Part of Schlothauer's prayers have already been answered in the way he recovered from the incident.

"The fact that I got my health back so quickly, that was my main goal," he said. "Doing Pro Day this year motivated me to get my health back. The fact that Coach [Randy] Edsall let me come back, that's all I could ask for. Making it to the league, would top everything. It would top my life."

Edsall said it was only right to allow Schlothauer to get another Pro Day after his chance to participate in any minicamps "was taken away from him."

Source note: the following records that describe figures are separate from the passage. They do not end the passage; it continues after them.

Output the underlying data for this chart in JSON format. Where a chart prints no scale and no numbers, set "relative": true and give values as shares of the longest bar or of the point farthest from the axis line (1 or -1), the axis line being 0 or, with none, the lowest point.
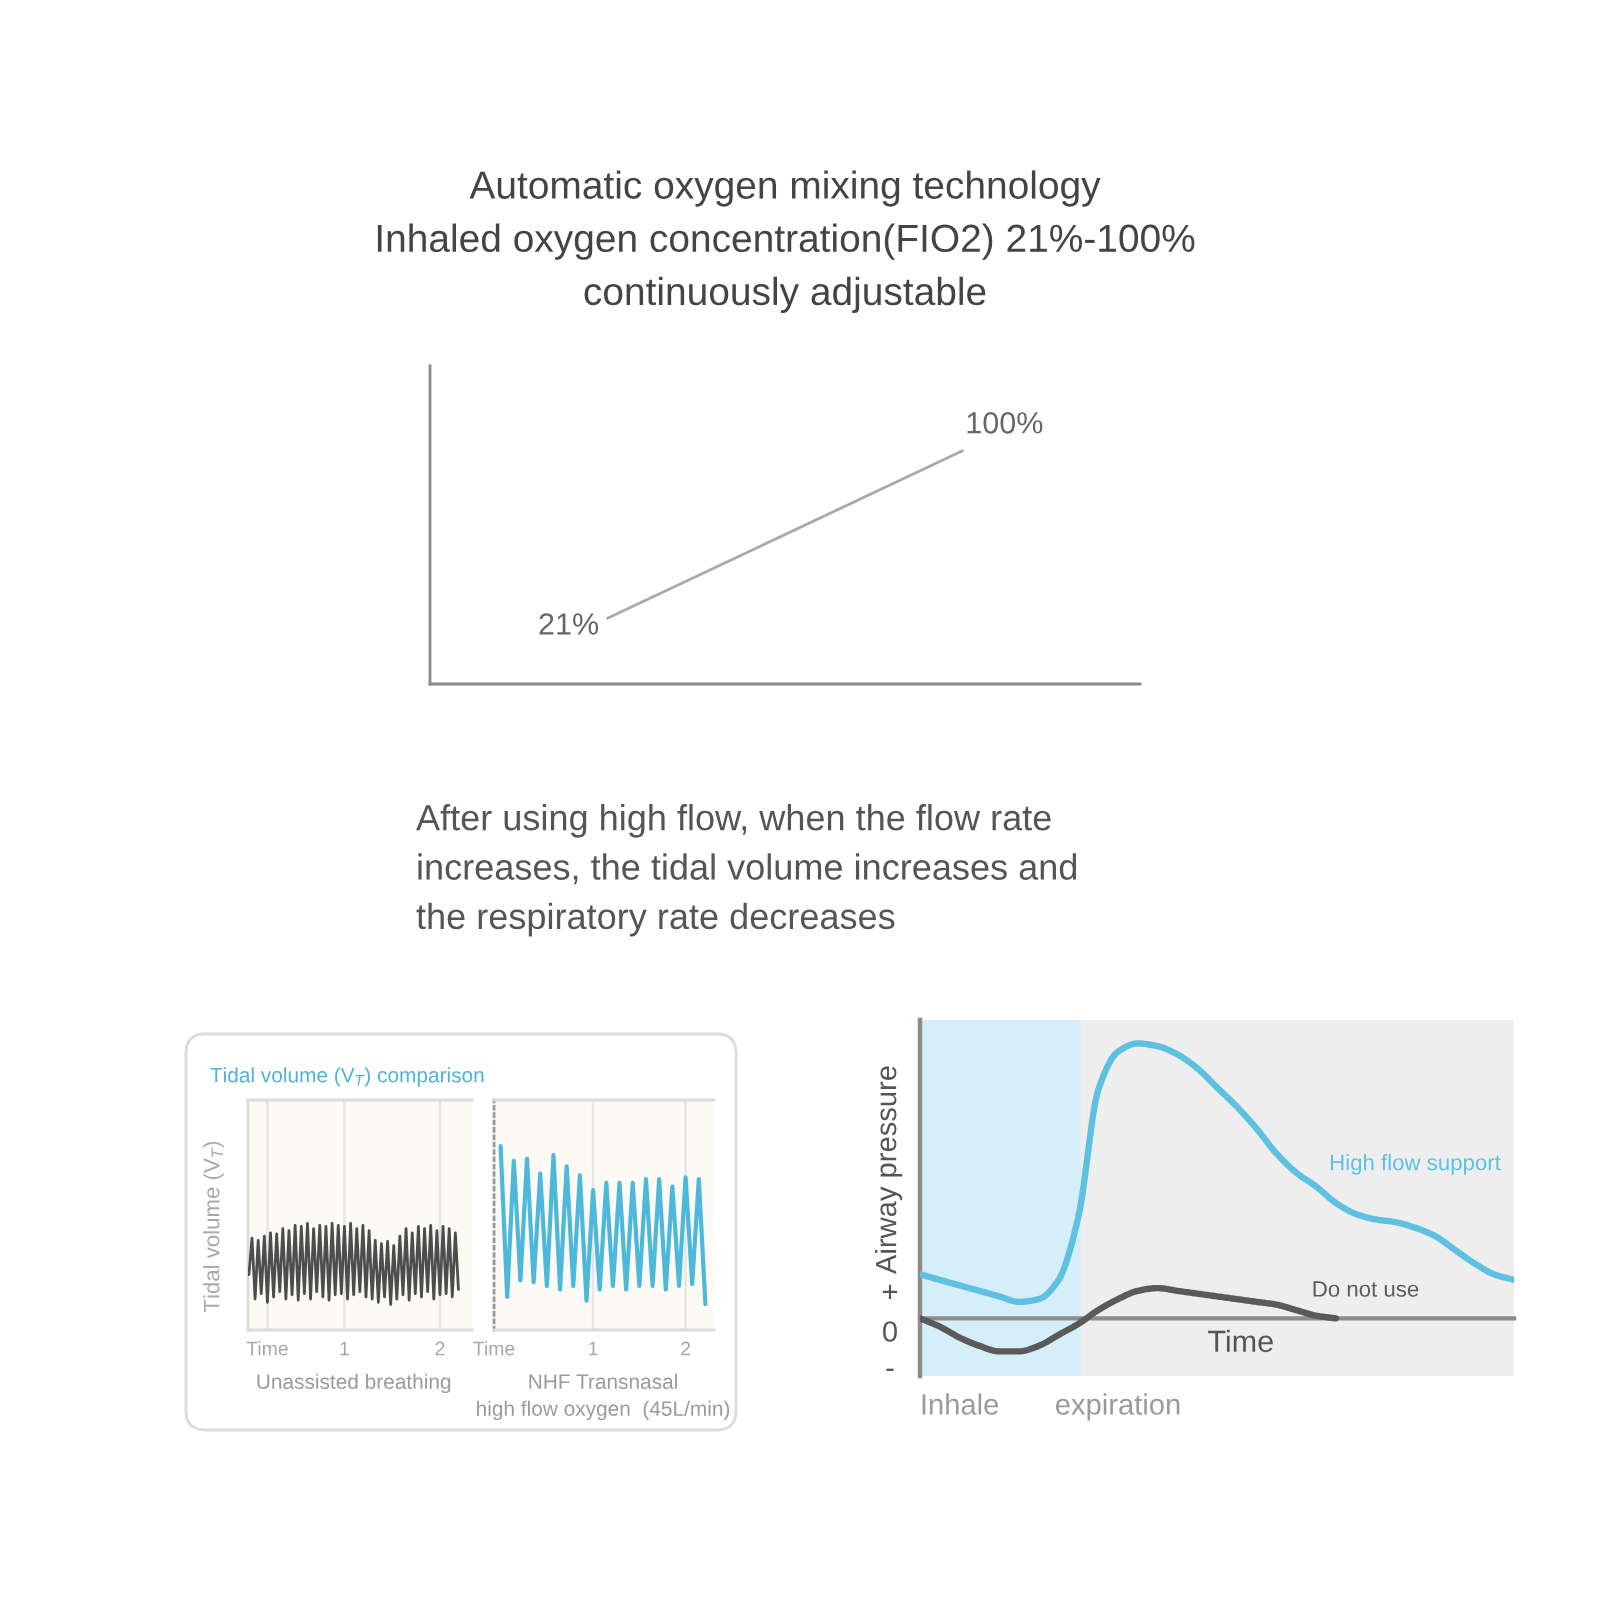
{
  "chart_data": [
    {
      "type": "line",
      "title": "Automatic oxygen mixing technology\nInhaled oxygen concentration(FIO2) 21%-100%\ncontinuously adjustable",
      "categories": [
        null,
        null
      ],
      "values": [
        21,
        100
      ],
      "value_labels": [
        "21%",
        "100%"
      ],
      "color": "#aaaaaa",
      "ylim": [
        -10,
        140
      ],
      "tick_labels": false
    },
    {
      "type": "line",
      "title": "Tidal volume (V$_{T}$) comparison",
      "ylabel": "Tidal volume (V$_{T}$)",
      "relative": true,
      "grid": "x",
      "tick_labels": "x",
      "annotations": [
        "After using high flow, when the flow rate\nincreases, the tidal volume increases and\nthe respiratory rate decreases"
      ],
      "categories": [
        null,
        null,
        null,
        null,
        null,
        null,
        "Time",
        null,
        null,
        null,
        null,
        null,
        null,
        null,
        null,
        null,
        null,
        null,
        null,
        null,
        null,
        null,
        null,
        null,
        null,
        null,
        null,
        null,
        null,
        null,
        null,
        "1",
        null,
        null,
        null,
        null,
        null,
        null,
        null,
        null,
        null,
        null,
        null,
        null,
        null,
        null,
        null,
        null,
        null,
        null,
        null,
        null,
        null,
        null,
        null,
        null,
        null,
        null,
        null,
        null,
        null,
        null,
        "2",
        null,
        null,
        null,
        null,
        null,
        null
      ],
      "series": [
        {
          "name": "Unassisted breathing",
          "color": "#4d4d4d",
          "values": [
            0.52,
            0.86,
            0.29,
            0.84,
            0.34,
            0.88,
            0.26,
            0.91,
            0.31,
            0.9,
            0.36,
            0.95,
            0.29,
            0.93,
            0.33,
            0.98,
            0.28,
            0.97,
            0.34,
            1.0,
            0.29,
            0.95,
            0.36,
            0.98,
            0.31,
            0.97,
            0.28,
            1.0,
            0.33,
            0.98,
            0.34,
            0.97,
            0.29,
            1.0,
            0.33,
            0.95,
            0.36,
            0.98,
            0.31,
            0.93,
            0.29,
            0.84,
            0.26,
            0.81,
            0.31,
            0.83,
            0.24,
            0.79,
            0.29,
            0.88,
            0.33,
            0.95,
            0.28,
            0.91,
            0.34,
            0.97,
            0.31,
            0.95,
            0.36,
            0.98,
            0.29,
            0.93,
            0.33,
            0.97,
            0.34,
            0.95,
            0.31,
            0.91,
            0.38
          ]
        }
      ]
    },
    {
      "type": "line",
      "relative": true,
      "grid": "x",
      "tick_labels": "x",
      "categories": [
        "Time",
        null,
        null,
        null,
        null,
        null,
        null,
        null,
        null,
        null,
        null,
        null,
        null,
        null,
        null,
        "1",
        null,
        null,
        null,
        null,
        null,
        null,
        null,
        null,
        null,
        null,
        null,
        null,
        null,
        "2",
        null,
        null,
        null
      ],
      "series": [
        {
          "name": "NHF Transnasal\nhigh flow oxygen  (45L/min)",
          "color": "#4db8da",
          "values": [
            null,
            1.0,
            0.18,
            0.92,
            0.27,
            0.93,
            0.26,
            0.85,
            0.24,
            0.95,
            0.22,
            0.89,
            0.24,
            0.84,
            0.16,
            0.76,
            0.22,
            0.8,
            0.24,
            0.8,
            0.22,
            0.8,
            0.24,
            0.82,
            0.24,
            0.82,
            0.22,
            0.78,
            0.24,
            0.83,
            0.25,
            0.82,
            0.14
          ]
        }
      ]
    },
    {
      "type": "line",
      "relative": true,
      "ylabel": "Airway pressure",
      "xlabel": "Time",
      "categories": [
        null,
        null,
        "Inhale",
        null,
        null,
        null,
        null,
        null,
        null,
        null,
        "expiration",
        null,
        null,
        null,
        null,
        null,
        null,
        null,
        null,
        null,
        null,
        null,
        null,
        null,
        null,
        null,
        null,
        null,
        null,
        null,
        null
      ],
      "tick_labels": "x",
      "annotations": [
        "+",
        "0",
        "-"
      ],
      "series": [
        {
          "name": "High flow support",
          "color": "#5ec1e2",
          "values": [
            0.16,
            0.14,
            0.12,
            0.1,
            0.08,
            0.06,
            0.07,
            0.14,
            0.37,
            0.83,
            0.97,
            1.0,
            0.99,
            0.96,
            0.91,
            0.84,
            0.77,
            0.69,
            0.6,
            0.53,
            0.48,
            0.42,
            0.38,
            0.36,
            0.35,
            0.33,
            0.3,
            0.25,
            0.2,
            0.16,
            0.14
          ]
        },
        {
          "name": "Do not use",
          "color": "#5a5a5a",
          "values": [
            0,
            -0.03,
            -0.07,
            -0.1,
            -0.12,
            -0.12,
            -0.1,
            -0.06,
            -0.02,
            0.03,
            0.07,
            0.1,
            0.11,
            0.1,
            0.09,
            0.08,
            0.07,
            0.06,
            0.05,
            0.03,
            0.01,
            0,
            null,
            null,
            null,
            null,
            null,
            null,
            null,
            null,
            null
          ]
        }
      ]
    }
  ]
}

Schlothauer's fallback plan would be to finish the MBA program he started at the university's downtown Washington, D.C., campus a few months before the incident. Schlothauer had to stop his studies "because they wouldn't let me get on the Metro travelling," he said.

Along with recovering physically, there was the emotional aspect of his recovery.

"I try to hold it in, I do, but it's been a rough year for me and my family, it wasn't just me that got impacted by it, it was my whole entire family," said Schlothauer, who has two older brothers and a 10-year-old sister. "The fact that I'm out here doing this today means the world to everyone who've been involved in my life."

Schlothauer admitted that as well as he seems to be doing emotionally, "There's times late at night when I'm in bed when I let go."

A religious person who was a member of the Fellowship of Christian Athletes while at Maryland, Schlothauer said he attends church every Sunday with his family and speaks to youth groups in Rosedale and Bel Air about what he has gone through.

"I take it as God had his hand on my life," Schlothauer said.

It didn't seem that way the night of April 20, 2013, when Schlothauer went out with friends in Towson. He got involved in an altercation between one of the men who attacked him and the man's girlfriend.

Initially charged with first-degree attempted murder, Nicholas Jones of Baltimore pleaded guilty in January to first-degree assault while Robert Lee Blackshire II was found guilty in February of second-degree assault. Blackshire received 18 months probation and Jones will be sentenced later this week.